Muchas veces cuando las personas que habitan en un lugar con potencial turístico necesitan un ingreso, o son convencidos de que la principal virtud del turismo es que puede representar ingresos adicionales, responden positivamente ante la posibilidad de recibir turistas, aunque no necesariamente todos desean interactuar con ellos, incidir en su comportamiento o mejorar su entorno. Cuando la gestión del proyecto comunitario logra únicamente el deseo de un beneficio económico, es más difícil que el resultado resulte sostenible y sustentable.

Una alternativa que no siempre es analizada en los proyectos turísticos, es generar vínculos indirectos o cadenas productivas que no necesariamente impliquen la interacción física o comercial directa con los visitantes. El turismo requiere una serie de insumos que pueden ser producidos en las comunidades e incorporados a las cadenas de valor del turismo de múltiples maneras, pero se requiere establecer estrategias claras al respecto.

Personas neutrales

Las personas neutrales suelen percibir con buenos ojos a los visitantes, pues les parece que ponen un valor agregado al entorno, que su presencia dinamiza las actividades locales o que es ameno o divertido que haya personas foráneas en su comunidad.
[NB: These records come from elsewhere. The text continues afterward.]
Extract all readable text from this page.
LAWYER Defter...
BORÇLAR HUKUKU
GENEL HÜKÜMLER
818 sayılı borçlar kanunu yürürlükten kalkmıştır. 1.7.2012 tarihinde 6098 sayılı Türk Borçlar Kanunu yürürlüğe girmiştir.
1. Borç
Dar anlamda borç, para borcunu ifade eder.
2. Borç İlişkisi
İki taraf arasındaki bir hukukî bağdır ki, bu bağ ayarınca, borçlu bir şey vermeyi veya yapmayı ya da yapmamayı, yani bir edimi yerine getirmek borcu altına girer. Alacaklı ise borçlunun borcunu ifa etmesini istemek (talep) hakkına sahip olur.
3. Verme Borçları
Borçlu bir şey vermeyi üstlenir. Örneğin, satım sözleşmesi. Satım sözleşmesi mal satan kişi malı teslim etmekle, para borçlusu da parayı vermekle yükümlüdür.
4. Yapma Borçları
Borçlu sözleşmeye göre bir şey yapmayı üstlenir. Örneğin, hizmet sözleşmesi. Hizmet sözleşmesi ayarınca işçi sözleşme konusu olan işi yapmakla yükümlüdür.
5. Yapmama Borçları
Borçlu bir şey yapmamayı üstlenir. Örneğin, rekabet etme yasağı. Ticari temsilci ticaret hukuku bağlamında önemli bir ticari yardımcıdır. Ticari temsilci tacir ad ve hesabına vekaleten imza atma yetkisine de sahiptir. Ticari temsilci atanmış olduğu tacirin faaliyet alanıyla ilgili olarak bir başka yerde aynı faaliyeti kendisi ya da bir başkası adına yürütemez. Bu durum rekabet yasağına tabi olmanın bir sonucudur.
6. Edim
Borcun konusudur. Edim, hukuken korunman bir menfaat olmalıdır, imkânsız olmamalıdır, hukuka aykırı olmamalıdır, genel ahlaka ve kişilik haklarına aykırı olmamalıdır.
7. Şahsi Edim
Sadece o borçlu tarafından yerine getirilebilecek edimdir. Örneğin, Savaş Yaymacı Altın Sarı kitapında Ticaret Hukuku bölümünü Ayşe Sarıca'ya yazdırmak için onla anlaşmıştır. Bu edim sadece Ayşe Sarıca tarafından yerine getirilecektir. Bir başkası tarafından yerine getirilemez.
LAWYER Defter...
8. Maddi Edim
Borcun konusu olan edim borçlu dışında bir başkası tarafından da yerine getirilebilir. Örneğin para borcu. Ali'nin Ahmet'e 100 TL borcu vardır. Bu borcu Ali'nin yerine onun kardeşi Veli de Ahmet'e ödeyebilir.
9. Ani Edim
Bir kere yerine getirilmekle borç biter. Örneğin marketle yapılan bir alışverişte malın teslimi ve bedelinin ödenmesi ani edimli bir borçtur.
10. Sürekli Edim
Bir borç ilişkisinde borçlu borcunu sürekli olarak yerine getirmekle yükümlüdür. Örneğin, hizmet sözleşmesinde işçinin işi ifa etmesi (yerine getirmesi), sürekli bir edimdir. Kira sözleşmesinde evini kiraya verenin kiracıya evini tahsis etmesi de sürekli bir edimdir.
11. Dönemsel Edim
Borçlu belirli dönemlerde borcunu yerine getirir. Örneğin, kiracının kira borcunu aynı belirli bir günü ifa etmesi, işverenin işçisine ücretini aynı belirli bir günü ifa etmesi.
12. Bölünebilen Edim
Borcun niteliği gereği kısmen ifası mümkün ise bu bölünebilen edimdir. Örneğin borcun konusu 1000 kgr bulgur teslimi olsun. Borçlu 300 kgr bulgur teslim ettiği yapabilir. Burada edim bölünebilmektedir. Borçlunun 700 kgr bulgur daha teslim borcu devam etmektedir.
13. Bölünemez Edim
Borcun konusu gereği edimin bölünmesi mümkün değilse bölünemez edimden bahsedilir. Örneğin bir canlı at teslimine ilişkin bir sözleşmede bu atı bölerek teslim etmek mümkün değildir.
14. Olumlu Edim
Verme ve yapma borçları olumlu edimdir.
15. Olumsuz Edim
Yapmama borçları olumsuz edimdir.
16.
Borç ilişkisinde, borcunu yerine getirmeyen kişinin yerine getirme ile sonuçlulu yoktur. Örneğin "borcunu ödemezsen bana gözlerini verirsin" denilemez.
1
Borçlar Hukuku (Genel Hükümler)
No están interesados en interactuar con los visitantes u ofrecerles algún producto o servicio, pero no les molesta la presencia de personas ajenas a la comunidad. Para ellos, los turistas pueden ser simplemente parte del paisaje aunque no tengan un interés específico, tampoco tienen inconveniente respecto a que la actividad se lleve a cabo en su localidad.

Opositores

Este grupo se conforma por personas que expresamente manifiestan su desagrado en cuanto a la recepción de visitantes. Esta posición puede manifestarse hacia el turismo en general o en situaciones especiales como fiestas, ferias o celebraciones, y aunque difícilmente se logra desmotivar a los visitantes, es posible y natural que los opositores tengan actitudes hostiles hacia ellos.
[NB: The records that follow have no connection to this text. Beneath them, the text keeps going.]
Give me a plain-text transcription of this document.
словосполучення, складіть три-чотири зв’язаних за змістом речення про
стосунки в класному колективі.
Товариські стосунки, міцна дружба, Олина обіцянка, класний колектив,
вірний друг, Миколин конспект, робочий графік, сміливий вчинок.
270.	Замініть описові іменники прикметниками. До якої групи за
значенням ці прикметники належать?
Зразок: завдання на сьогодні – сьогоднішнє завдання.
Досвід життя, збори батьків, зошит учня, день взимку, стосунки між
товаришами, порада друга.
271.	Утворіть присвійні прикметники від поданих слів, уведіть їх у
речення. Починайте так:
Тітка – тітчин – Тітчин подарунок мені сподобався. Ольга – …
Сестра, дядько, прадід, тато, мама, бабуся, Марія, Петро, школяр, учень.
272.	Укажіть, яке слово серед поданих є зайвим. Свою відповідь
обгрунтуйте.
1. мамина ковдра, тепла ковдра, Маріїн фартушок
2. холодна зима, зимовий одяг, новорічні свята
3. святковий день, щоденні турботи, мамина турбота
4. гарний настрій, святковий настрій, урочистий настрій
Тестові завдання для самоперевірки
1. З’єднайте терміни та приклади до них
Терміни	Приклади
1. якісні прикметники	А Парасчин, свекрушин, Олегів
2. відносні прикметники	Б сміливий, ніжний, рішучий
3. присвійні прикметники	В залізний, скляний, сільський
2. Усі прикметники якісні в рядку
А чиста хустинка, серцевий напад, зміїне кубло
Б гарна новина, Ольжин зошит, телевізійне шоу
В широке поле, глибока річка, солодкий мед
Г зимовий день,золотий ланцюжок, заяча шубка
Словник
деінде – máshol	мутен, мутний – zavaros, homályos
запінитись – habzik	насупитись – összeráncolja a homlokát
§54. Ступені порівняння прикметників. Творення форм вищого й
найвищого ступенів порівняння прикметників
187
Habrá que analizar sus motivos y generar consensos, establecer mecanismos de control de flujos y áreas en que los locales puedan tener sus propios espacios, donde sea respetado su derecho a la intimidad.

En mayor o menor medida, esto pasa también cuando queremos desarrollar cualquier otro proyecto relacionado con la salvaguarda, protección, desarrollo o disfrute del patrimonio cultural comunitario. Si es un proyecto de medicina tradicional, habrá quién considere que es fundamental mantener, recuperar y conservar la sabiduría heredada, quienes piensen que hay que seguir investigando y aprendiendo, quienes estarán dispuestos a invertir y a cooperar, quienes preferirán utilizar las medicinas tradicionales sin participar en su desarrollo, e incluso quienes pensarán que la medicina alópata es más práctica y efectiva, y hasta les parecerá que un proyecto de medicina tradicional es una pérdida de tiempo y mejor habría que si se trata de invertir en salud es mucho más conveniente buscar una clínica escéptica e institucional.

Si el proyecto se relaciona con un baile tradicional, es posible que algunos querrán utilizar los mismos materiales o vestimentas que utilizaban los antiguos, aunque sean pieles de animales y plantas en peligro de extinción, otros pensarán que es más importante apoyar la conservación de la flora y la fauna local y que es más conveniente sustituir el vestuario tradicional con materiales modernos; algunos opinarán que es buena idea usar bocinas que permitan que la música se escuche hasta el pueblo de al lado, otros que es importante controlar los decibeles y dejar que los instrumentos tradicionales canten con su propio volumen. Algunos más preferirán tomar clases de baile de salón o conformar un grupo de danza contemporánea.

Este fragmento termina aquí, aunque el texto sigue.